History

The first detailed statistical study of the Spanish Inquisition was the brainchild of Gustav Henningsen. Together with Jaime Contreras he registered 40.000 trials from the case summaries known as relaciones de causas, and supplemented these with data from Jean-Pierre Dedieu to publish a statistic of 44.000 trials. The resulting physical card index file had a basic statistical purpose, in accordance with the Inquisitorial historiography and the limited technical resources of that time. It was case-typological, and every trial record was therefore reduced to date (or year), court, main offence and sentence class. Most notably, defendants’ names and gender were excluded.

The EMID is the initiative of Gunnar W. Knutsen who started registering trial data from the Spanish Inquisition in a database in 1997. Using the index cards provided by Gustav Henningsen as a starting point he expanded the registration to a wider range of data and added more information from dispersed sources.

In 2011 this was supplemented by data from Jean-Pierre Dedieu’s registration of trials from Toledo, and the information was migrated to a new database structure originally designed by Dedieu.
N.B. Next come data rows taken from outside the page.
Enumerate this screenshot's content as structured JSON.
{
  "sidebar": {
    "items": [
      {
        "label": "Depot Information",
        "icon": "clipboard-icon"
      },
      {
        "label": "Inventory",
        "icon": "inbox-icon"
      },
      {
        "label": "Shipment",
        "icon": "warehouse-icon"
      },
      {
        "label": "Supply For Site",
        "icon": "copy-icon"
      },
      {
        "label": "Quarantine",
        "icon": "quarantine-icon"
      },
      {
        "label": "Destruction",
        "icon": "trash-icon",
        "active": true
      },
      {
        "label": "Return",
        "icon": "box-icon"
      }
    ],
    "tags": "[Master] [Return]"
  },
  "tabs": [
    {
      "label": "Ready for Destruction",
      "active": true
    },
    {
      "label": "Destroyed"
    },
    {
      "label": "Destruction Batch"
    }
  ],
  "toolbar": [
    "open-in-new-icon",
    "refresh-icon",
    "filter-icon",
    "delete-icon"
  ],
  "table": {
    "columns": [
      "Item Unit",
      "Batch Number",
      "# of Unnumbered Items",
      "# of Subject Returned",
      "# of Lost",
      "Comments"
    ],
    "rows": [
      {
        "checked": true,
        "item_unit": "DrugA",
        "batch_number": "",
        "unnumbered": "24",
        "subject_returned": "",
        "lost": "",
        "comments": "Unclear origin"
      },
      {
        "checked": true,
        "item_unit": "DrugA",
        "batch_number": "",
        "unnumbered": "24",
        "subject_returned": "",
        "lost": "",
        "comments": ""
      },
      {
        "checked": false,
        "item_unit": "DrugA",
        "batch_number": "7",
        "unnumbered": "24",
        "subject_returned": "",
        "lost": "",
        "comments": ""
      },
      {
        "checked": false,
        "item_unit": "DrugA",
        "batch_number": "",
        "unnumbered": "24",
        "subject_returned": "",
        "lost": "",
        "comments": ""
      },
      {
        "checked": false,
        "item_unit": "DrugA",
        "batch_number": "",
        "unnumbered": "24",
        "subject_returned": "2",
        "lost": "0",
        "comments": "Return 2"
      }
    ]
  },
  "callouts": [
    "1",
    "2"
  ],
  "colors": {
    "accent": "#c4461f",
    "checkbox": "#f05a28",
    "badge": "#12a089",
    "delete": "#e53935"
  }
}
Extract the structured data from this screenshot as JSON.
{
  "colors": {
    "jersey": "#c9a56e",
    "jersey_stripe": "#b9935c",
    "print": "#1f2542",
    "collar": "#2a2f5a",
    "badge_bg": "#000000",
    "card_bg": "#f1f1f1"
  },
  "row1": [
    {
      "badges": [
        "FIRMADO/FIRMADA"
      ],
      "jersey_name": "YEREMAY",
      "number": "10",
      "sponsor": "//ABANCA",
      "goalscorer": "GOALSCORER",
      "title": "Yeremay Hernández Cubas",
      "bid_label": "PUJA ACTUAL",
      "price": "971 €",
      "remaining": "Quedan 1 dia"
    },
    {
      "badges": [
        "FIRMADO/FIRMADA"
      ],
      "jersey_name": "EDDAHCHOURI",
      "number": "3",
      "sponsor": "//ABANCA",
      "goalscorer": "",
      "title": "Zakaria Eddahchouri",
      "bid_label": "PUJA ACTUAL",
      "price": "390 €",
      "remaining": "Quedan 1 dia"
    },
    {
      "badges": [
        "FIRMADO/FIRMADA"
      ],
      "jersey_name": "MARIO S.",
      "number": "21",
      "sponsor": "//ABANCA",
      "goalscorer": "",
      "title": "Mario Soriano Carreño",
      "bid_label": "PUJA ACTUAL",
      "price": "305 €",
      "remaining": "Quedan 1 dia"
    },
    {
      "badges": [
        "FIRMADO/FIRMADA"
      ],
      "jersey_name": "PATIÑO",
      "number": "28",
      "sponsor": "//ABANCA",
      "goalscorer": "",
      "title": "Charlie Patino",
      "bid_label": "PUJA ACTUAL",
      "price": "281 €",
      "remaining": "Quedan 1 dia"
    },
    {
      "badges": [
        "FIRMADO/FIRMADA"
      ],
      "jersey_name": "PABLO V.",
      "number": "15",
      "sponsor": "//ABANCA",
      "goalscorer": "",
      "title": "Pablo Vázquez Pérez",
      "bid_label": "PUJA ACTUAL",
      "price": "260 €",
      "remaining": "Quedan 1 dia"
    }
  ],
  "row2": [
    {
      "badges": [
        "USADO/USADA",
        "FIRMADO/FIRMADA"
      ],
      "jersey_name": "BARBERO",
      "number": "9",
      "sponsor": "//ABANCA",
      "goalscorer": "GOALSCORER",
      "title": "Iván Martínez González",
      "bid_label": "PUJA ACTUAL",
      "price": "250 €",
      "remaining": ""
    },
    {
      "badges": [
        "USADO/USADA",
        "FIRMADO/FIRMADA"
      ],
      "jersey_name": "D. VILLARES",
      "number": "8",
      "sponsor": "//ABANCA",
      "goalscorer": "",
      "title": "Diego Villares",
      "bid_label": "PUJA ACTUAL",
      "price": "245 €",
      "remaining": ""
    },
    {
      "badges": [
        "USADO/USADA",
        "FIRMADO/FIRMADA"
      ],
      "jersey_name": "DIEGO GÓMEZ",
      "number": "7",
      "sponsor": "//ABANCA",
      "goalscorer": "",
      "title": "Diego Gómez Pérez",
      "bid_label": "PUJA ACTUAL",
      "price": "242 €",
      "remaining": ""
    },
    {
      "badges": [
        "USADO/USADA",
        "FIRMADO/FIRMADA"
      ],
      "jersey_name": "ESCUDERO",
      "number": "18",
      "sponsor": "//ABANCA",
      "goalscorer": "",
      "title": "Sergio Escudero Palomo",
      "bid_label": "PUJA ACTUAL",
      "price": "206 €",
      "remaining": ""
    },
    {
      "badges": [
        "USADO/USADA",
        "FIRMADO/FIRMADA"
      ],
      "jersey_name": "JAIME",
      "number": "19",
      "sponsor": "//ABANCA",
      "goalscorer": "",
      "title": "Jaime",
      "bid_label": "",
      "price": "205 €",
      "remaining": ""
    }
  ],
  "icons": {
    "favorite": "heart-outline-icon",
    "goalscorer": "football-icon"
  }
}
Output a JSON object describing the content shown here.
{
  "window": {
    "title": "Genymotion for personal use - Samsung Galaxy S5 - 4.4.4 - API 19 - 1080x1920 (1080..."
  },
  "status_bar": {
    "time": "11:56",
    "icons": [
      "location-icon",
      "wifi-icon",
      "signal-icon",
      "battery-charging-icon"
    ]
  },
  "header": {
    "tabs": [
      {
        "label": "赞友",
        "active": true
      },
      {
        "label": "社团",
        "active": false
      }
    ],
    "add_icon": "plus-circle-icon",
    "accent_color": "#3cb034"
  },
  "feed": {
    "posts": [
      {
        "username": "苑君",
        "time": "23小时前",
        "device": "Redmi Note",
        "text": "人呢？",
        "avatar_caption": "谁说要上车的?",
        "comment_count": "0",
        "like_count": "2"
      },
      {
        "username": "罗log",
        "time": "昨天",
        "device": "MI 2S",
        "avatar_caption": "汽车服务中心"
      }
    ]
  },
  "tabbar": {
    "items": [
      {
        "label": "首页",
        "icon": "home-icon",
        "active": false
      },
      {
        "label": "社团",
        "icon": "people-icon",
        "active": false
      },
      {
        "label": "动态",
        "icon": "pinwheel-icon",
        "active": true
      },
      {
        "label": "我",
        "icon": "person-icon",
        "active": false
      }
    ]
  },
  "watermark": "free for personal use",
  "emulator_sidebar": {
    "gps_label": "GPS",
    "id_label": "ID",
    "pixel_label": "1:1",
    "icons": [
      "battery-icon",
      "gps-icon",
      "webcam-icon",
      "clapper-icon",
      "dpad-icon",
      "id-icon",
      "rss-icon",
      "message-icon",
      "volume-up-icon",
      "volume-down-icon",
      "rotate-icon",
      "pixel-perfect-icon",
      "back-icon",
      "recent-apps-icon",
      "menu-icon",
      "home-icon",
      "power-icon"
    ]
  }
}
In 2013 Mauricio Drelichman became involved in the work, and the decision was made to replace all the data registered by Henningsen and Contreras by registering everything from the start again from the original sources; so as to include names and details on proceedings, in accordance with newer historiographical guidelines. By so doing, the EMID shifted the emphasis of the database from statistical purposes to a documentary tool which made possible a far broader range of analysis

Since 2013 data on tens of thousands of trials has been registered by researchers and research assistants working in the AHN. At the hight of activity five people were working full time in the archive. The work is still in progress in this and other archives.

In 2015 data on more than 31.000 trials in the Portuguese Inquisition was added from the records of the Portuguese National Archives. Cleaning and coding of this data is ongoing.

After registration the registered trials are checked for errors, and duplicates are coded so that the various sources point to a single registered instance of a trial. Complicities, multiple trials, and family relationships between defendants are also registered. This is time consuming work that will have to be completed before the publication of EMID.